が、脳内で何度もリフレインされるのを感じていた。
観念したように、ニット帽、メガネ、それからマスクの順に外してゆく。
下から現れたのは・・・・男ではない。
そう、俺の依頼人、小出亜矢子その人だった。
『どういうこったい?ダンナ?』
ジョージが素っ頓狂な声を上げる。
『お前さんが言った通りさ。”犯罪の陰に女あり”ってな』
彼女は少し俯いたまま、一言も喋ろうとしない。
『俺は確かに探偵で、探偵は依頼人の利益のために動くのが仕事だ。しかし同時に、事実を突き止める必要があるんだ。』
自称“吉井保”は、あの”マンション”に越して来てから、他の住人に一度も顔を見られたことはない。
外に出る時はいつも今日見たのと同じように、メガネ、マスク、そしてニット帽で顔を隠していた。
”遠縁の小母さん”だといってアパートを借りてやったのも、金を出したのも全部。
『小出亜矢子さん、あんただ。違うかね?』
彼女はまた黙って頷いた。
俺は無造作に彼女が座席の傍らに置いたザックを開け、中に手を入れると、
”それ”を取り出した。
思った通りである。
黒光りをしたモーゼルHSCがそこにあった。
構わず俺はクリップを抜き、弾丸を全部弾き出し、遊底を引いて、薬室に残っていた残弾も出した。
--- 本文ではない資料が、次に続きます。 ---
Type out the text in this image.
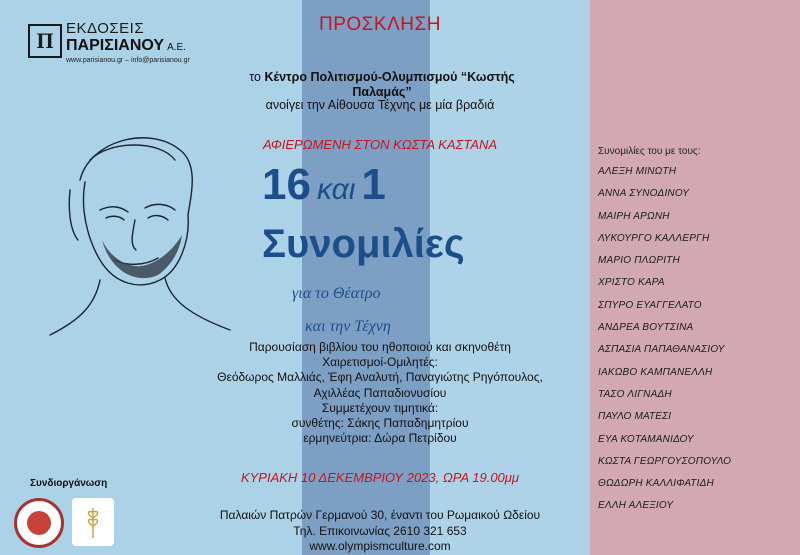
Π ΕΚΔΟΣΕΙΣ
ΠΑΡΙΣΙΑΝΟΥ Α.Ε.
www.parisianou.gr – info@parisianou.gr
ΠΡΟΣΚΛΗΣΗ
το Κέντρο Πολιτισμού-Ολυμπισμού “Κωστής Παλαμάς”
ανοίγει την Αίθουσα Τέχνης με μία βραδιά
ΑΦΙΕΡΩΜΕΝΗ ΣΤΟΝ ΚΩΣΤΑ ΚΑΣΤΑΝΑ
16 και 1
Συνομιλίες
για το Θέατρο
και την Τέχνη
Παρουσίαση βιβλίου του ηθοποιού και σκηνοθέτη
Χαιρετισμοί-Ομιλητές:
Θεόδωρος Μαλλιάς, Έφη Αναλυτή, Παναγιώτης Ρηγόπουλος,
Αχιλλέας Παπαδιονυσίου
Συμμετέχουν τιμητικά:
συνθέτης: Σάκης Παπαδημητρίου
ερμηνεύτρια: Δώρα Πετρίδου
ΚΥΡΙΑΚΗ 10 ΔΕΚΕΜΒΡΙΟΥ 2023, ΩΡΑ 19.00μμ
Παλαιών Πατρών Γερμανού 30, έναντι του Ρωμαικού Ωδείου
Τηλ. Επικοινωνίας 2610 321 653
www.olympismculture.com
Συνδιοργάνωση
Συνομιλίες του με τους:
ΑΛΕΞΗ ΜΙΝΩΤΗ
ΑΝΝΑ ΣΥΝΟΔΙΝΟΥ
ΜΑΙΡΗ ΑΡΩΝΗ
ΛΥΚΟΥΡΓΟ ΚΑΛΛΕΡΓΗ
ΜΑΡΙΟ ΠΛΩΡΙΤΗ
ΧΡΙΣΤΟ ΚΑΡΑ
ΣΠΥΡΟ ΕΥΑΓΓΕΛΑΤΟ
ΑΝΔΡΕΑ ΒΟΥΤΣΙΝΑ
ΑΣΠΑΣΙΑ ΠΑΠΑΘΑΝΑΣΙΟΥ
ΙΑΚΩΒΟ ΚΑΜΠΑΝΕΛΛΗ
ΤΑΣΟ ΛΙΓΝΑΔΗ
ΠΑΥΛΟ ΜΑΤΕΣΙ
ΕΥΑ ΚΟΤΑΜΑΝΙΔΟΥ
ΚΩΣΤΑ ΓΕΩΡΓΟΥΣΟΠΟΥΛΟ
ΘΩΔΩΡΗ ΚΑΛΛΙΦΑΤΙΔΗ
ΕΛΛΗ ΑΛΕΞΙΟΥ
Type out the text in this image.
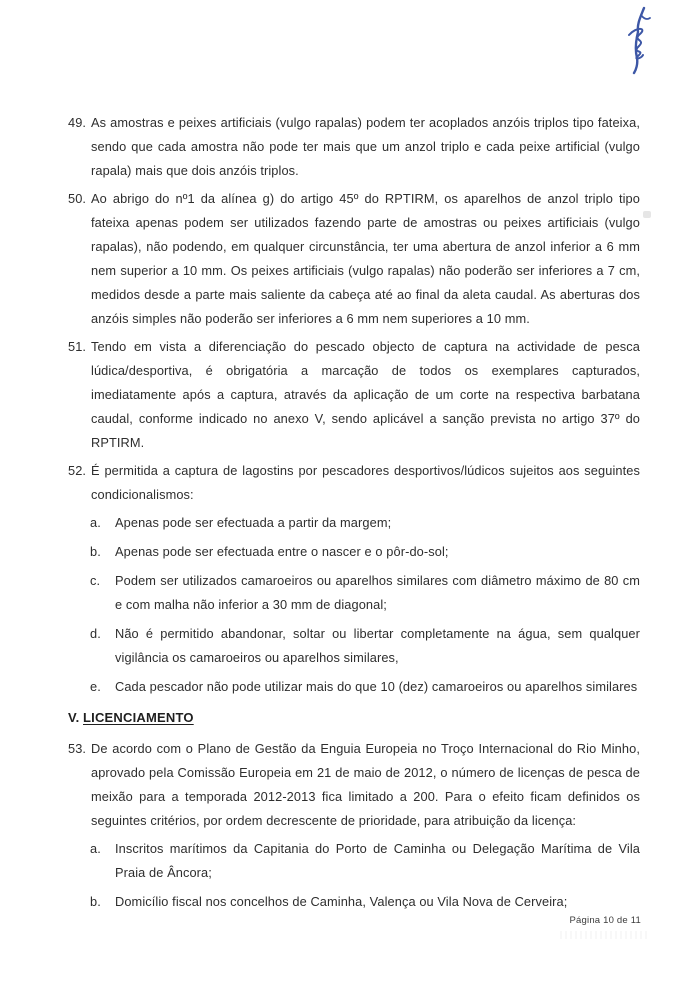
49. As amostras e peixes artificiais (vulgo rapalas) podem ter acoplados anzóis triplos tipo fateixa, sendo que cada amostra não pode ter mais que um anzol triplo e cada peixe artificial (vulgo rapala) mais que dois anzóis triplos.
50. Ao abrigo do nº1 da alínea g) do artigo 45º do RPTIRM, os aparelhos de anzol triplo tipo fateixa apenas podem ser utilizados fazendo parte de amostras ou peixes artificiais (vulgo rapalas), não podendo, em qualquer circunstância, ter uma abertura de anzol inferior a 6 mm nem superior a 10 mm. Os peixes artificiais (vulgo rapalas) não poderão ser inferiores a 7 cm, medidos desde a parte mais saliente da cabeça até ao final da aleta caudal. As aberturas dos anzóis simples não poderão ser inferiores a 6 mm nem superiores a 10 mm.
51. Tendo em vista a diferenciação do pescado objecto de captura na actividade de pesca lúdica/desportiva, é obrigatória a marcação de todos os exemplares capturados, imediatamente após a captura, através da aplicação de um corte na respectiva barbatana caudal, conforme indicado no anexo V, sendo aplicável a sanção prevista no artigo 37º do RPTIRM.
52. É permitida a captura de lagostins por pescadores desportivos/lúdicos sujeitos aos seguintes condicionalismos:
a.	Apenas pode ser efectuada a partir da margem;
b.	Apenas pode ser efectuada entre o nascer e o pôr-do-sol;
c.	Podem ser utilizados camaroeiros ou aparelhos similares com diâmetro máximo de 80 cm e com malha não inferior a 30 mm de diagonal;
d.	Não é permitido abandonar, soltar ou libertar completamente na água, sem qualquer vigilância os camaroeiros ou aparelhos similares,
e.	Cada pescador não pode utilizar mais do que 10 (dez) camaroeiros ou aparelhos similares
V. LICENCIAMENTO
53. De acordo com o Plano de Gestão da Enguia Europeia no Troço Internacional do Rio Minho, aprovado pela Comissão Europeia em 21 de maio de 2012, o número de licenças de pesca de meixão para a temporada 2012-2013 fica limitado a 200. Para o efeito ficam definidos os seguintes critérios, por ordem decrescente de prioridade, para atribuição da licença:
a.	Inscritos marítimos da Capitania do Porto de Caminha ou Delegação Marítima de Vila Praia de Âncora;
b.	Domicílio fiscal nos concelhos de Caminha, Valença ou Vila Nova de Cerveira;
Página 10 de 11
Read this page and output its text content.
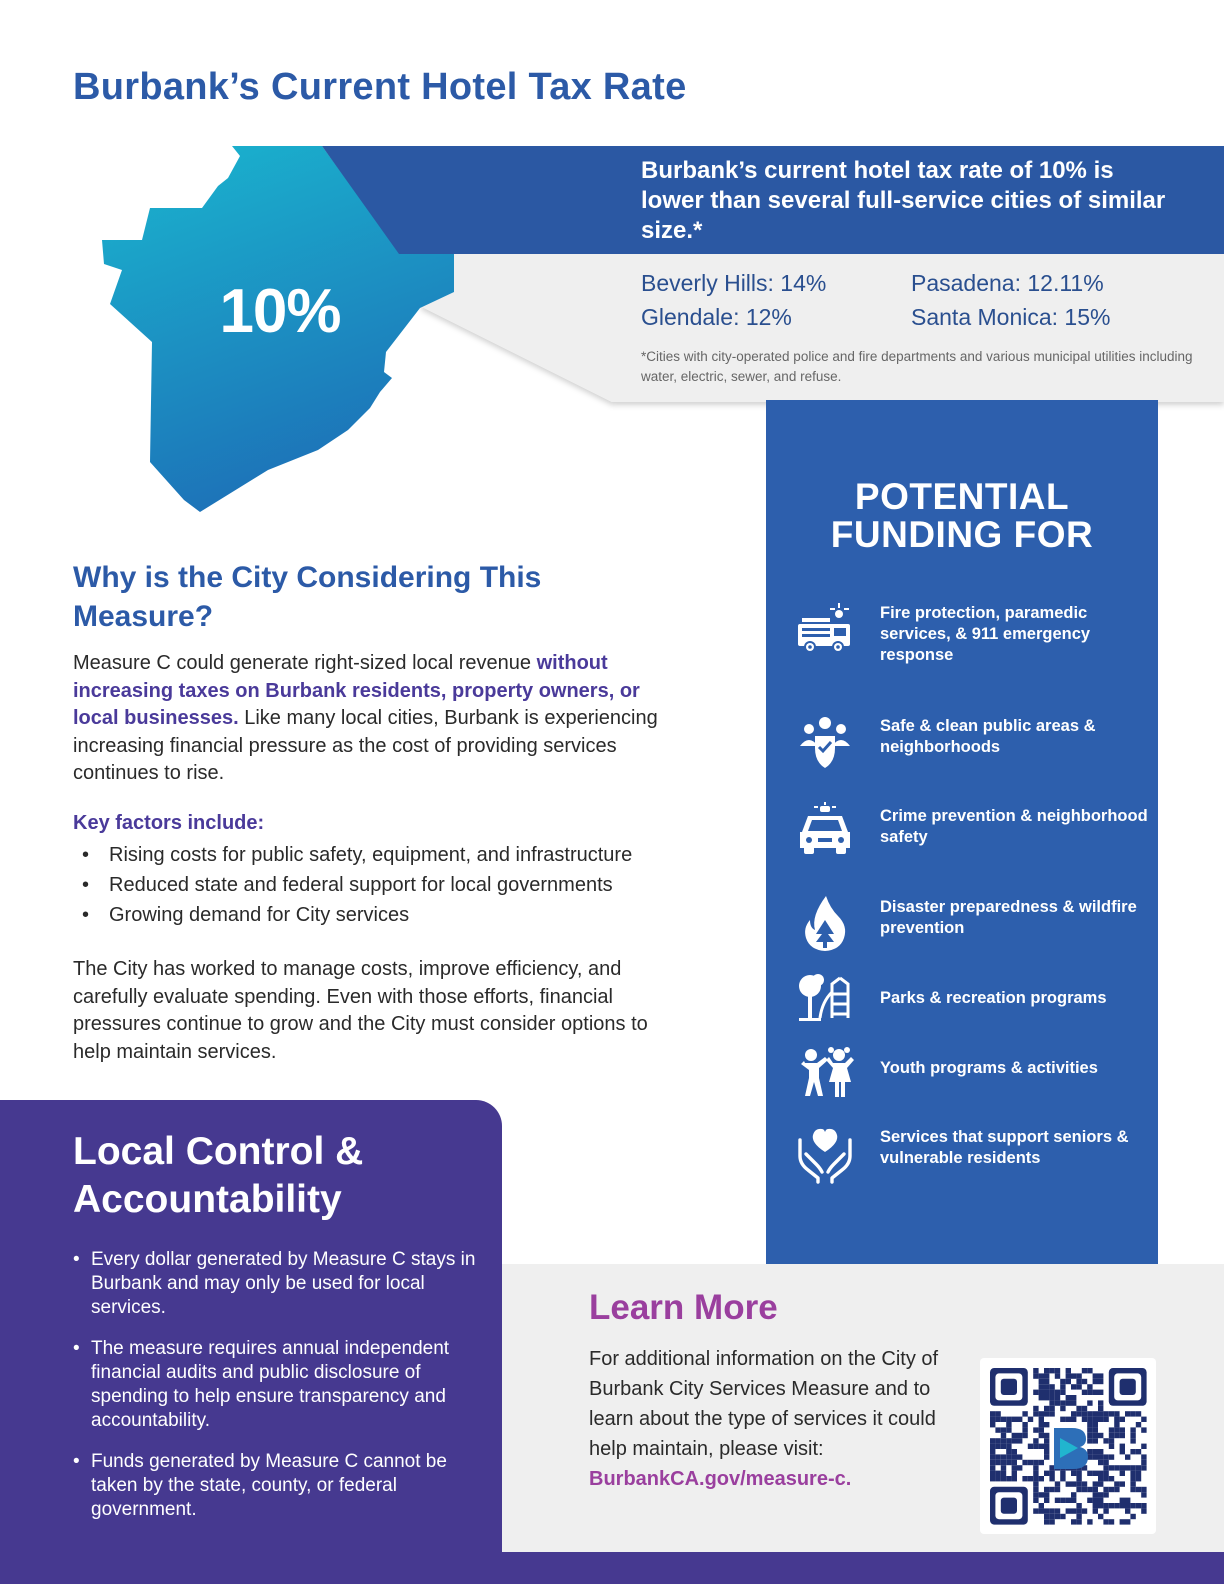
Burbank’s Current Hotel Tax Rate
10%
Burbank’s current hotel tax rate of 10% is lower than several full-service cities of similar size.*
Beverly Hills: 14%	Pasadena: 12.11%
Glendale: 12%	Santa Monica: 15%
*Cities with city-operated police and fire departments and various municipal utilities including water, electric, sewer, and refuse.
POTENTIAL FUNDING FOR
Fire protection, paramedic services, & 911 emergency response
Safe & clean public areas & neighborhoods
Crime prevention & neighborhood safety
Disaster preparedness & wildfire prevention
Parks & recreation programs
Youth programs & activities
Services that support seniors & vulnerable residents
Why is the City Considering This Measure?

Measure C could generate right-sized local revenue without increasing taxes on Burbank residents, property owners, or local businesses. Like many local cities, Burbank is experiencing increasing financial pressure as the cost of providing services continues to rise.

Key factors include:
• Rising costs for public safety, equipment, and infrastructure
• Reduced state and federal support for local governments
• Growing demand for City services

The City has worked to manage costs, improve efficiency, and carefully evaluate spending. Even with those efforts, financial pressures continue to grow and the City must consider options to help maintain services.

Local Control & Accountability
• Every dollar generated by Measure C stays in Burbank and may only be used for local services.
• The measure requires annual independent financial audits and public disclosure of spending to help ensure transparency and accountability.
• Funds generated by Measure C cannot be taken by the state, county, or federal government.
Learn More

For additional information on the City of Burbank City Services Measure and to learn about the type of services it could help maintain, please visit:
BurbankCA.gov/measure-c.
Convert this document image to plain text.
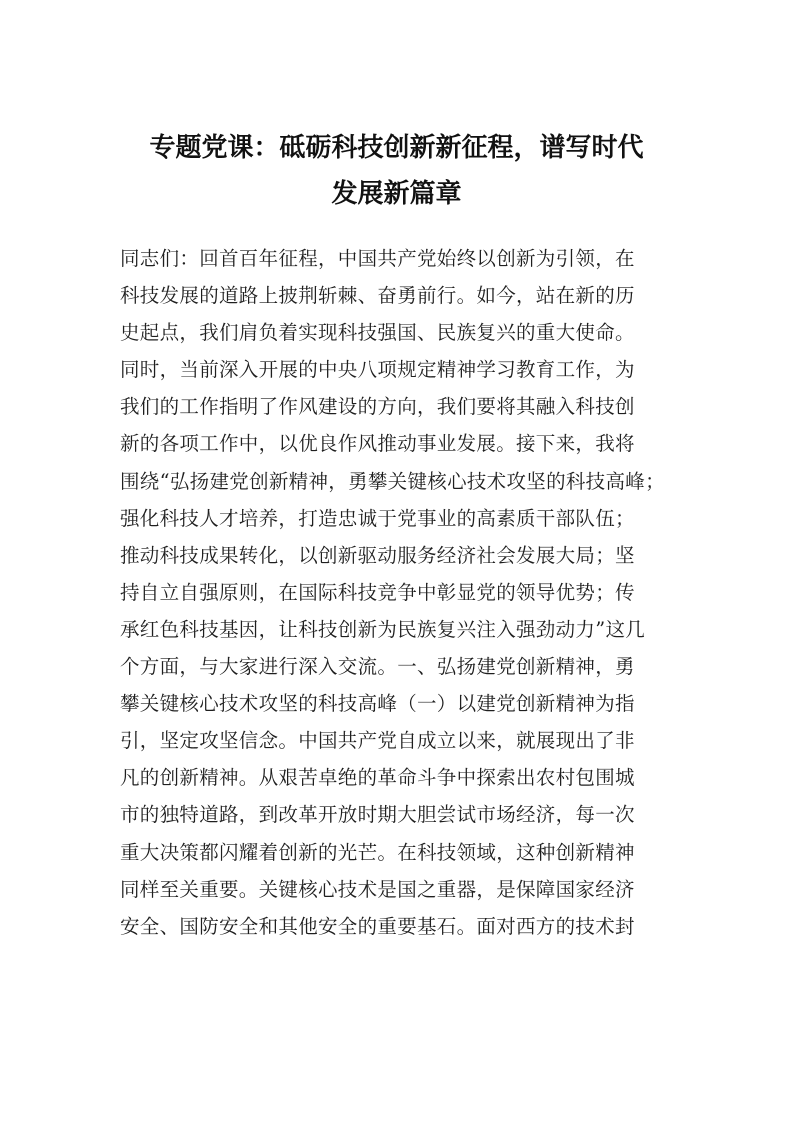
专题党课：砥砺科技创新新征程，谱写时代
发展新篇章
同志们：回首百年征程，中国共产党始终以创新为引领，在
科技发展的道路上披荆斩棘、奋勇前行。如今，站在新的历
史起点，我们肩负着实现科技强国、民族复兴的重大使命。
同时，当前深入开展的中央八项规定精神学习教育工作，为
我们的工作指明了作风建设的方向，我们要将其融入科技创
新的各项工作中，以优良作风推动事业发展。接下来，我将
围绕“弘扬建党创新精神，勇攀关键核心技术攻坚的科技高峰；
强化科技人才培养，打造忠诚于党事业的高素质干部队伍；
推动科技成果转化，以创新驱动服务经济社会发展大局；坚
持自立自强原则，在国际科技竞争中彰显党的领导优势；传
承红色科技基因，让科技创新为民族复兴注入强劲动力”这几
个方面，与大家进行深入交流。一、弘扬建党创新精神，勇
攀关键核心技术攻坚的科技高峰（一）以建党创新精神为指
引，坚定攻坚信念。中国共产党自成立以来，就展现出了非
凡的创新精神。从艰苦卓绝的革命斗争中探索出农村包围城
市的独特道路，到改革开放时期大胆尝试市场经济，每一次
重大决策都闪耀着创新的光芒。在科技领域，这种创新精神
同样至关重要。关键核心技术是国之重器，是保障国家经济
安全、国防安全和其他安全的重要基石。面对西方的技术封
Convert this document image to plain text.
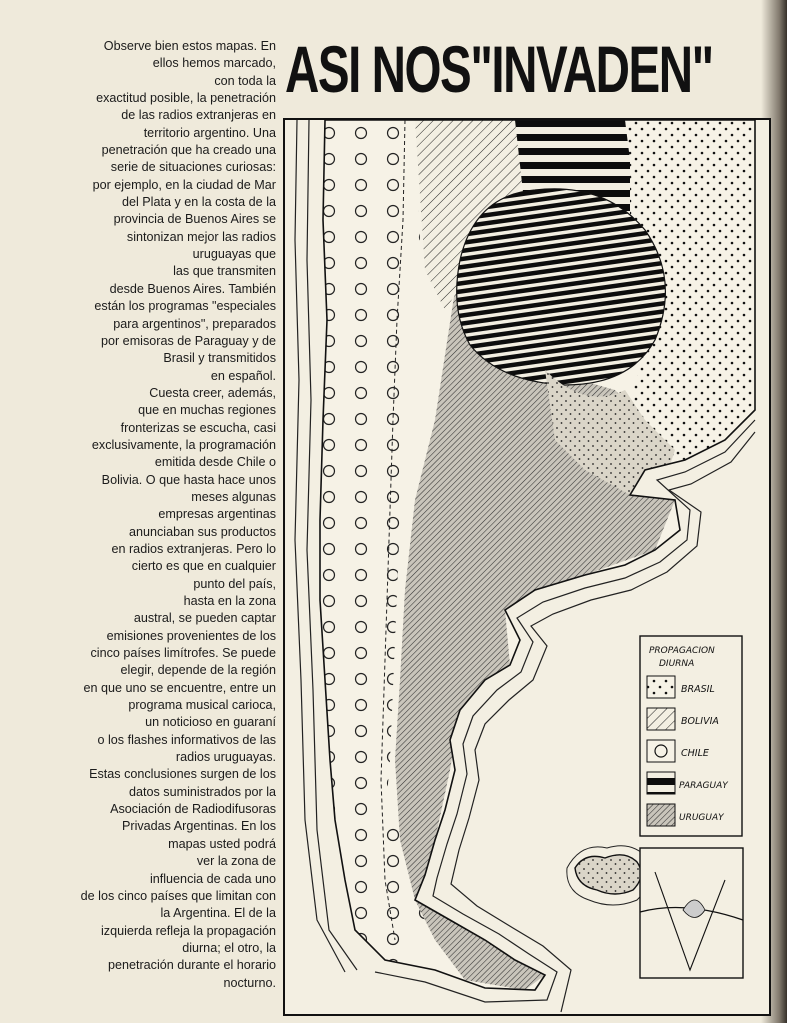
Observe bien estos mapas. En
ellos hemos marcado,
con toda la
exactitud posible, la penetración
de las radios extranjeras en
territorio argentino. Una
penetración que ha creado una
serie de situaciones curiosas:
por ejemplo, en la ciudad de Mar
del Plata y en la costa de la
provincia de Buenos Aires se
sintonizan mejor las radios
uruguayas que
las que transmiten
desde Buenos Aires. También
están los programas "especiales
para argentinos", preparados
por emisoras de Paraguay y de
Brasil y transmitidos
en español.
Cuesta creer, además,
que en muchas regiones
fronterizas se escucha, casi
exclusivamente, la programación
emitida desde Chile o
Bolivia. O que hasta hace unos
meses algunas
empresas argentinas
anunciaban sus productos
en radios extranjeras. Pero lo
cierto es que en cualquier
punto del país,
hasta en la zona
austral, se pueden captar
emisiones provenientes de los
cinco países limítrofes. Se puede
elegir, depende de la región
en que uno se encuentre, entre un
programa musical carioca,
un noticioso en guaraní
o los flashes informativos de las
radios uruguayas.
Estas conclusiones surgen de los
datos suministrados por la
Asociación de Radiodifusoras
Privadas Argentinas. En los
mapas usted podrá
ver la zona de
influencia de cada uno
de los cinco países que limitan con
la Argentina. El de la
izquierda refleja la propagación
diurna; el otro, la
penetración durante el horario
nocturno.
ASI NOS"INVADEN"
PROPAGACION
DIURNA
BRASIL
BOLIVIA
CHILE
PARAGUAY
URUGUAY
『小出さん、吉井保はもうこの世にはいない。俺が何を言いたいか・・・・それはあんたが一番よく知っている筈だ』
ここで、急に彼女の態度が変わった。
顔を持ち上げ、まっすぐ前を見る。
それまでのおどおどした表情ではなく、目が座り、表情が氷のようになった。
脚を組み、胸をそびやかせ、口から出た言葉は、
『煙草、ありませんこと?』
だった。
その声も、これまでのものではない。
どこかに妖艶さを秘めた響きに変わっていた。
『生憎だが、俺は持ってない。煙草はやらないんだ』
俺はジョージに目線を送る。
彼は運転席から、ラッキーストライクの箱とジッポを投げてよこした。
それをキャッチした俺が、中から一本取り、彼女に手渡すと、口に咥え、首を大きく前に突き出した。
火をつけろ、という合図なんだろう。
大人しやかな中流家庭の主婦の態度とはとても思えなかった。
仕方ない。
俺は蓋を開け、火をつけてやると、彼女は美味そうな顔で煙を吸い、一気に空中に向けて吐き出した。